Let me break down two names that caught my attention during the recent weakness. ServiceNow got absolutely hammered, down nearly 50% from its January highs. That's a stock that actually gets AI integration right though. They're not just talking about it—they're building it into their platform with partnerships like the deepened deal with OpenAI announced back in January. The company posted four straight years of 21 to 24% sales growth, hitting 13.28 billion in 2025. They've got 244 transactions over a million in net new ACV in Q4 alone, up 40% year-over-year. Their earnings per share grew 22% to 1.67. The CEO was literally buying shares recently, saying there was no better entry point. That kind of insider confidence matters. If ServiceNow just returns to its January levels, you're looking at roughly 100% upside from where it traded during the March dip.

Then there's Celestica, which is basically the pick-and-shovel play for the entire AI infrastructure build-out. This company designs and manufactures the actual hardware that powers data centers—servers, switches, the whole stack. Revenue jumped 29% in 2025 to 12.39 billion, and they more than doubled their top line between 2021 and 2025. Their adjusted earnings grew 56% last year. Management guided for continued strength in 2026, expecting revenue to hit around 23.66 billion, which would nearly double 2025 levels. They're investing a billion dollars in capital expenditure this year because they see the demand for AI infrastructure continuing to strengthen. Celestica pulled back about 25% from its November highs, and that's when you want to look at these best ai stocks that have actual growth backing them up.

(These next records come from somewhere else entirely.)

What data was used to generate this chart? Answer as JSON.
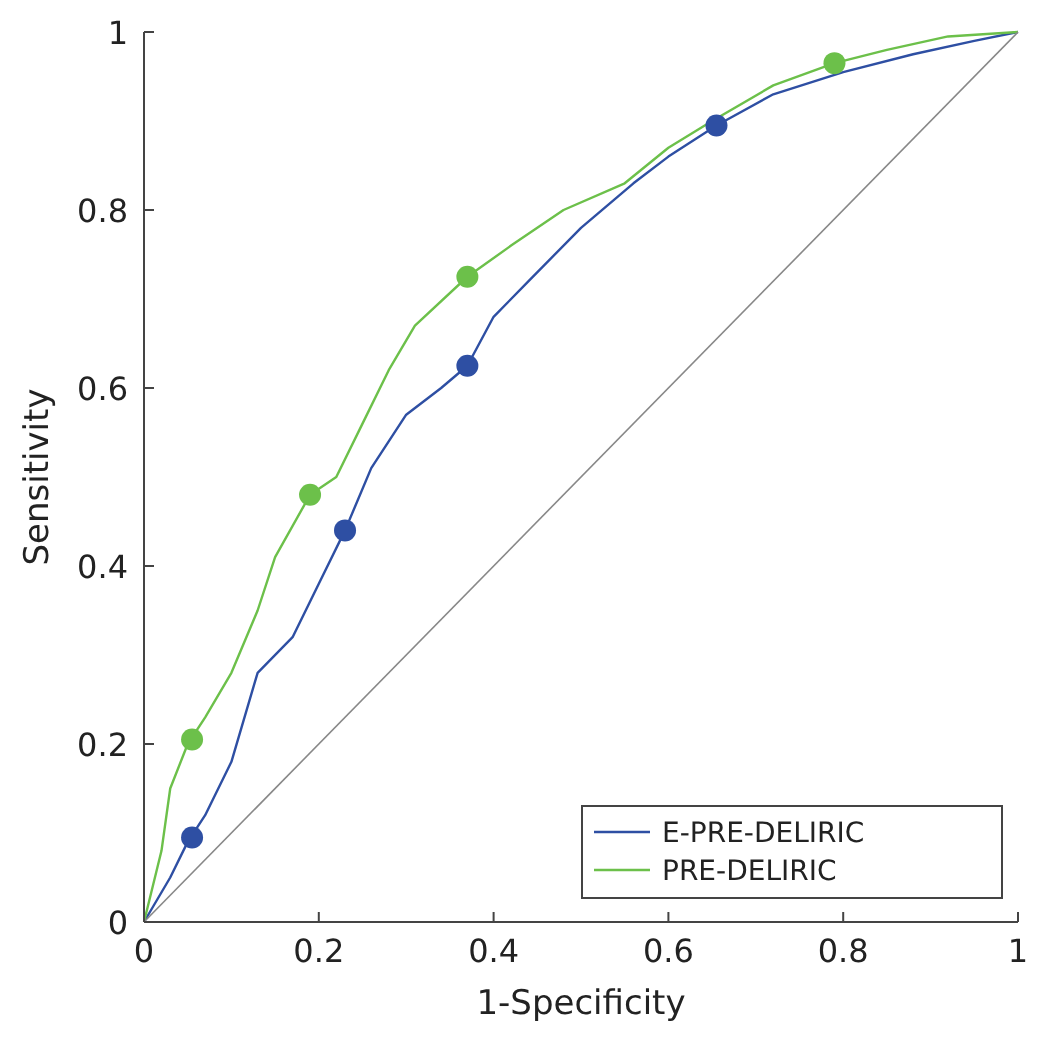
{
  "chart_data": {
    "type": "line",
    "xlabel": "1-Specificity",
    "ylabel": "Sensitivity",
    "xlim": [
      0,
      1
    ],
    "ylim": [
      0,
      1
    ],
    "xticks": [
      0,
      0.2,
      0.4,
      0.6,
      0.8,
      1
    ],
    "yticks": [
      0,
      0.2,
      0.4,
      0.6,
      0.8,
      1
    ],
    "grid": false,
    "legend": "bottom right",
    "marker": "none",
    "line_style": "solid",
    "series": [
      {
        "name": "E-PRE-DELIRIC",
        "color": "#2e4fa3",
        "x": [
          0,
          0.03,
          0.05,
          0.07,
          0.1,
          0.13,
          0.17,
          0.2,
          0.23,
          0.26,
          0.3,
          0.34,
          0.37,
          0.4,
          0.44,
          0.5,
          0.56,
          0.6,
          0.655,
          0.72,
          0.8,
          0.88,
          0.95,
          1
        ],
        "values": [
          0,
          0.05,
          0.09,
          0.12,
          0.18,
          0.28,
          0.32,
          0.38,
          0.44,
          0.51,
          0.57,
          0.6,
          0.625,
          0.68,
          0.72,
          0.78,
          0.83,
          0.86,
          0.895,
          0.93,
          0.955,
          0.975,
          0.99,
          1
        ]
      },
      {
        "name": "PRE-DELIRIC",
        "color": "#6cc04a",
        "x": [
          0,
          0.02,
          0.03,
          0.05,
          0.07,
          0.1,
          0.13,
          0.15,
          0.19,
          0.22,
          0.25,
          0.28,
          0.31,
          0.37,
          0.42,
          0.48,
          0.55,
          0.6,
          0.65,
          0.72,
          0.79,
          0.85,
          0.92,
          1
        ],
        "values": [
          0,
          0.08,
          0.15,
          0.2,
          0.23,
          0.28,
          0.35,
          0.41,
          0.48,
          0.5,
          0.56,
          0.62,
          0.67,
          0.725,
          0.76,
          0.8,
          0.83,
          0.87,
          0.9,
          0.94,
          0.965,
          0.98,
          0.995,
          1
        ]
      },
      {
        "color": "#888888",
        "x": [
          0,
          1
        ],
        "values": [
          0,
          1
        ]
      },
      {
        "type": "scatter",
        "marker": "circle",
        "color": "#2e4fa3",
        "x": [
          0.055,
          0.23,
          0.37,
          0.655
        ],
        "values": [
          0.095,
          0.44,
          0.625,
          0.895
        ]
      },
      {
        "type": "scatter",
        "marker": "circle",
        "color": "#6cc04a",
        "x": [
          0.055,
          0.19,
          0.37,
          0.79
        ],
        "values": [
          0.205,
          0.48,
          0.725,
          0.965
        ]
      }
    ]
  }
}
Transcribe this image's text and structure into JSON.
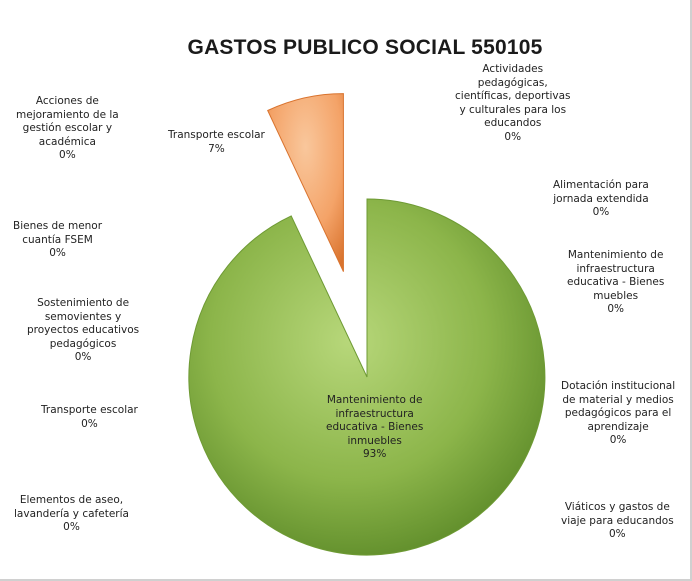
{
  "chart_data": {
    "type": "pie",
    "title": "GASTOS PUBLICO SOCIAL 550105",
    "colors": {
      "main": "#8cb54a",
      "main_dark": "#5c8a28",
      "main_light": "#b7d77a",
      "exploded": "#f4a368",
      "exploded_dark": "#d9732e"
    },
    "slices": [
      {
        "name": "Mantenimiento de\ninfraestructura\neducativa - Bienes\ninmuebles",
        "percent_label": "93%",
        "value": 93,
        "exploded": false
      },
      {
        "name": "Transporte escolar",
        "percent_label": "7%",
        "value": 7,
        "exploded": true
      },
      {
        "name": "Actividades\npedagógicas,\ncientíficas, deportivas\ny culturales para los\neducandos",
        "percent_label": "0%",
        "value": 0
      },
      {
        "name": "Alimentación para\njornada extendida",
        "percent_label": "0%",
        "value": 0
      },
      {
        "name": "Mantenimiento de\ninfraestructura\neducativa - Bienes\nmuebles",
        "percent_label": "0%",
        "value": 0
      },
      {
        "name": "Dotación institucional\nde material y medios\npedagógicos para el\naprendizaje",
        "percent_label": "0%",
        "value": 0
      },
      {
        "name": "Viáticos y gastos de\nviaje para educandos",
        "percent_label": "0%",
        "value": 0
      },
      {
        "name": "Elementos de aseo,\nlavandería y cafetería",
        "percent_label": "0%",
        "value": 0
      },
      {
        "name": "Transporte escolar",
        "percent_label": "0%",
        "value": 0
      },
      {
        "name": "Sostenimiento de\nsemovientes y\nproyectos educativos\npedagógicos",
        "percent_label": "0%",
        "value": 0
      },
      {
        "name": "Bienes de menor\ncuantía FSEM",
        "percent_label": "0%",
        "value": 0
      },
      {
        "name": "Acciones de\nmejoramiento de la\ngestión escolar y\nacadémica",
        "percent_label": "0%",
        "value": 0
      }
    ]
  }
}
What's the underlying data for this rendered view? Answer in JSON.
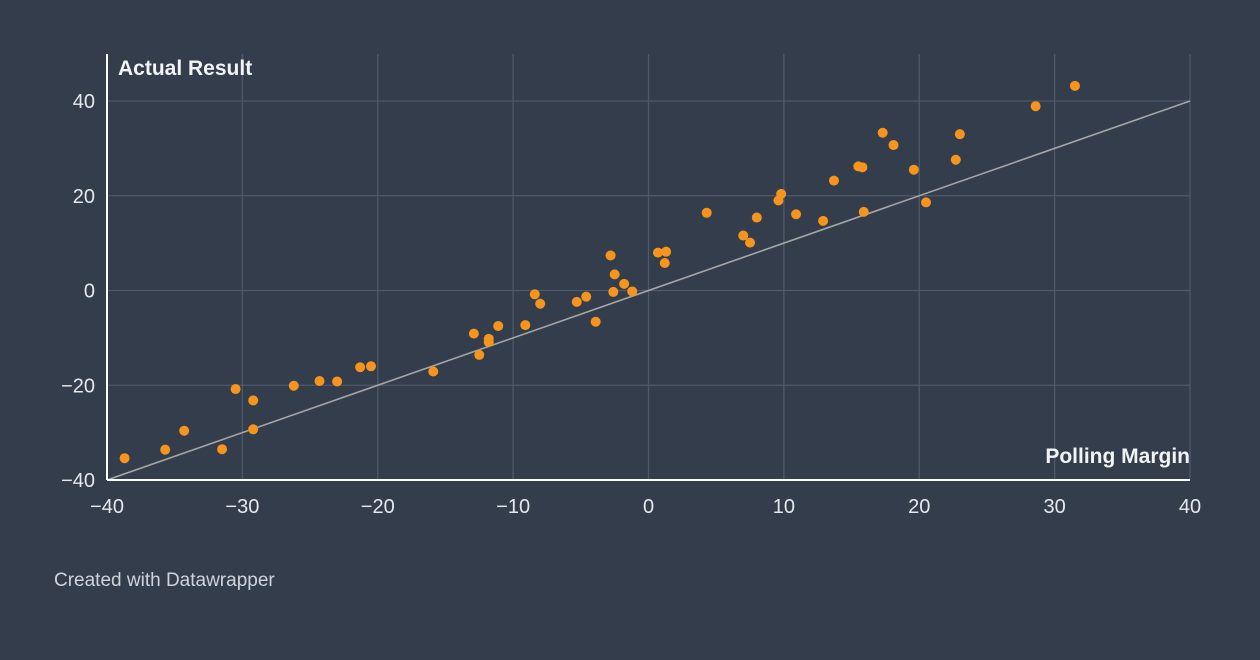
{
  "chart_data": {
    "type": "scatter",
    "xlabel": "Polling Margin",
    "ylabel": "Actual Result",
    "xlim": [
      -40,
      40
    ],
    "ylim": [
      -40,
      40
    ],
    "x_ticks": [
      "−40",
      "−30",
      "−20",
      "−10",
      "0",
      "10",
      "20",
      "30",
      "40"
    ],
    "y_ticks": [
      "−40",
      "−20",
      "0",
      "20",
      "40"
    ],
    "grid": true,
    "reference_line": {
      "type": "y=x",
      "color": "#a6a6a6"
    },
    "point_color": "#f7941d",
    "points": [
      {
        "x": -38.7,
        "y": -35.4
      },
      {
        "x": -35.7,
        "y": -33.6
      },
      {
        "x": -34.3,
        "y": -29.6
      },
      {
        "x": -31.5,
        "y": -33.5
      },
      {
        "x": -30.5,
        "y": -20.8
      },
      {
        "x": -29.2,
        "y": -23.2
      },
      {
        "x": -29.2,
        "y": -29.3
      },
      {
        "x": -26.2,
        "y": -20.1
      },
      {
        "x": -24.3,
        "y": -19.1
      },
      {
        "x": -23.0,
        "y": -19.2
      },
      {
        "x": -21.3,
        "y": -16.2
      },
      {
        "x": -20.5,
        "y": -16.0
      },
      {
        "x": -15.9,
        "y": -17.1
      },
      {
        "x": -12.9,
        "y": -9.1
      },
      {
        "x": -12.5,
        "y": -13.6
      },
      {
        "x": -11.8,
        "y": -10.2
      },
      {
        "x": -11.8,
        "y": -10.9
      },
      {
        "x": -11.1,
        "y": -7.5
      },
      {
        "x": -9.1,
        "y": -7.3
      },
      {
        "x": -8.4,
        "y": -0.8
      },
      {
        "x": -8.0,
        "y": -2.8
      },
      {
        "x": -5.3,
        "y": -2.4
      },
      {
        "x": -4.6,
        "y": -1.3
      },
      {
        "x": -3.9,
        "y": -6.6
      },
      {
        "x": -2.8,
        "y": 7.4
      },
      {
        "x": -2.6,
        "y": -0.3
      },
      {
        "x": -2.5,
        "y": 3.4
      },
      {
        "x": -1.8,
        "y": 1.4
      },
      {
        "x": -1.2,
        "y": -0.2
      },
      {
        "x": 0.7,
        "y": 8.0
      },
      {
        "x": 1.2,
        "y": 5.8
      },
      {
        "x": 1.3,
        "y": 8.2
      },
      {
        "x": 4.3,
        "y": 16.4
      },
      {
        "x": 7.0,
        "y": 11.6
      },
      {
        "x": 7.5,
        "y": 10.1
      },
      {
        "x": 8.0,
        "y": 15.4
      },
      {
        "x": 9.6,
        "y": 19.0
      },
      {
        "x": 9.8,
        "y": 20.4
      },
      {
        "x": 10.9,
        "y": 16.1
      },
      {
        "x": 12.9,
        "y": 14.7
      },
      {
        "x": 13.7,
        "y": 23.2
      },
      {
        "x": 15.5,
        "y": 26.2
      },
      {
        "x": 15.8,
        "y": 26.0
      },
      {
        "x": 15.9,
        "y": 16.6
      },
      {
        "x": 17.3,
        "y": 33.3
      },
      {
        "x": 18.1,
        "y": 30.7
      },
      {
        "x": 19.6,
        "y": 25.5
      },
      {
        "x": 20.5,
        "y": 18.6
      },
      {
        "x": 22.7,
        "y": 27.6
      },
      {
        "x": 23.0,
        "y": 33.0
      },
      {
        "x": 28.6,
        "y": 38.9
      },
      {
        "x": 31.5,
        "y": 43.2
      }
    ]
  },
  "footer": {
    "credit": "Created with Datawrapper"
  }
}
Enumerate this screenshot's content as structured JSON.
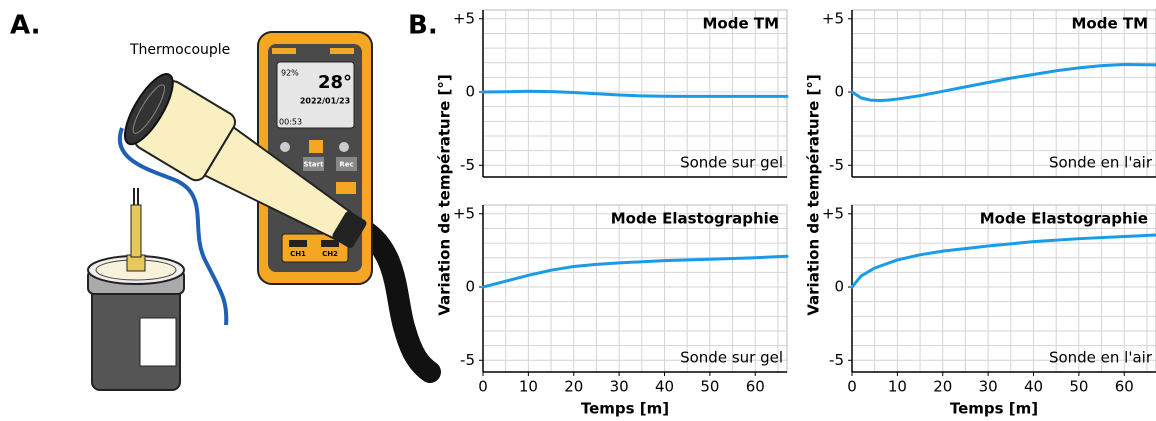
{
  "figure": {
    "panel_a": "A.",
    "panel_b": "B.",
    "thermocouple": "Thermocouple",
    "device": {
      "battery": "92%",
      "temperature": "28°",
      "date": "2022/01/23",
      "time": "00:53",
      "start": "Start",
      "rec": "Rec",
      "ch1": "CH1",
      "ch2": "CH2"
    }
  },
  "chart_data": [
    {
      "type": "line",
      "title": "Mode TM",
      "annotation": "Sonde sur gel",
      "ylabel": "Variation de température [°]",
      "x": [
        0,
        5,
        10,
        15,
        20,
        25,
        30,
        35,
        40,
        45,
        50,
        55,
        60,
        67
      ],
      "series": [
        {
          "color": "#1a9be8",
          "values": [
            0,
            0.02,
            0.05,
            0.03,
            -0.03,
            -0.12,
            -0.2,
            -0.26,
            -0.29,
            -0.3,
            -0.3,
            -0.3,
            -0.3,
            -0.3
          ]
        }
      ],
      "xlim": [
        0,
        67
      ],
      "ylim": [
        -5.8,
        5.6
      ],
      "yticks": [
        {
          "value": 5,
          "label": "+5"
        },
        0,
        -5
      ],
      "x_grid": [
        0,
        5,
        10,
        15,
        20,
        25,
        30,
        35,
        40,
        45,
        50,
        55,
        60,
        65
      ],
      "y_grid": [
        -5,
        -4,
        -3,
        -2,
        -1,
        0,
        1,
        2,
        3,
        4,
        5
      ]
    },
    {
      "type": "line",
      "title": "Mode TM",
      "annotation": "Sonde en l'air",
      "ylabel": "Variation de température [°]",
      "x": [
        0,
        2,
        4,
        6,
        8,
        10,
        15,
        20,
        25,
        30,
        35,
        40,
        45,
        50,
        55,
        60,
        67
      ],
      "series": [
        {
          "color": "#1a9be8",
          "values": [
            0,
            -0.4,
            -0.55,
            -0.58,
            -0.55,
            -0.48,
            -0.25,
            0.05,
            0.35,
            0.65,
            0.95,
            1.2,
            1.45,
            1.65,
            1.8,
            1.88,
            1.85
          ]
        }
      ],
      "xlim": [
        0,
        67
      ],
      "ylim": [
        -5.8,
        5.6
      ],
      "yticks": [
        {
          "value": 5,
          "label": "+5"
        },
        0,
        -5
      ],
      "x_grid": [
        0,
        5,
        10,
        15,
        20,
        25,
        30,
        35,
        40,
        45,
        50,
        55,
        60,
        65
      ],
      "y_grid": [
        -5,
        -4,
        -3,
        -2,
        -1,
        0,
        1,
        2,
        3,
        4,
        5
      ]
    },
    {
      "type": "line",
      "title": "Mode Elastographie",
      "annotation": "Sonde sur gel",
      "xlabel": "Temps [m]",
      "x": [
        0,
        5,
        10,
        15,
        20,
        25,
        30,
        40,
        50,
        60,
        67
      ],
      "series": [
        {
          "color": "#1a9be8",
          "values": [
            0,
            0.4,
            0.8,
            1.15,
            1.4,
            1.55,
            1.65,
            1.8,
            1.9,
            2.0,
            2.1
          ]
        }
      ],
      "xlim": [
        0,
        67
      ],
      "ylim": [
        -5.8,
        5.6
      ],
      "xticks": [
        0,
        10,
        20,
        30,
        40,
        50,
        60
      ],
      "yticks": [
        {
          "value": 5,
          "label": "+5"
        },
        0,
        -5
      ],
      "x_grid": [
        0,
        5,
        10,
        15,
        20,
        25,
        30,
        35,
        40,
        45,
        50,
        55,
        60,
        65
      ],
      "y_grid": [
        -5,
        -4,
        -3,
        -2,
        -1,
        0,
        1,
        2,
        3,
        4,
        5
      ]
    },
    {
      "type": "line",
      "title": "Mode Elastographie",
      "annotation": "Sonde en l'air",
      "xlabel": "Temps [m]",
      "x": [
        0,
        2,
        5,
        10,
        15,
        20,
        30,
        40,
        50,
        60,
        67
      ],
      "series": [
        {
          "color": "#1a9be8",
          "values": [
            0,
            0.75,
            1.3,
            1.85,
            2.2,
            2.45,
            2.8,
            3.1,
            3.3,
            3.45,
            3.55
          ]
        }
      ],
      "xlim": [
        0,
        67
      ],
      "ylim": [
        -5.8,
        5.6
      ],
      "xticks": [
        0,
        10,
        20,
        30,
        40,
        50,
        60
      ],
      "yticks": [
        {
          "value": 5,
          "label": "+5"
        },
        0,
        -5
      ],
      "x_grid": [
        0,
        5,
        10,
        15,
        20,
        25,
        30,
        35,
        40,
        45,
        50,
        55,
        60,
        65
      ],
      "y_grid": [
        -5,
        -4,
        -3,
        -2,
        -1,
        0,
        1,
        2,
        3,
        4,
        5
      ]
    }
  ]
}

The thing about buying into weakness when the fundamentals are this strong is that it's a playbook that's worked forever. Wall Street's shrugged off geopolitical concerns before, and they will again. What matters is that earnings are accelerating and the interest rate backdrop is supportive. If you're thinking long-term, March's dip and the April consolidation look like reasonable entry points for quality AI-exposed names with real revenue growth and improving margins.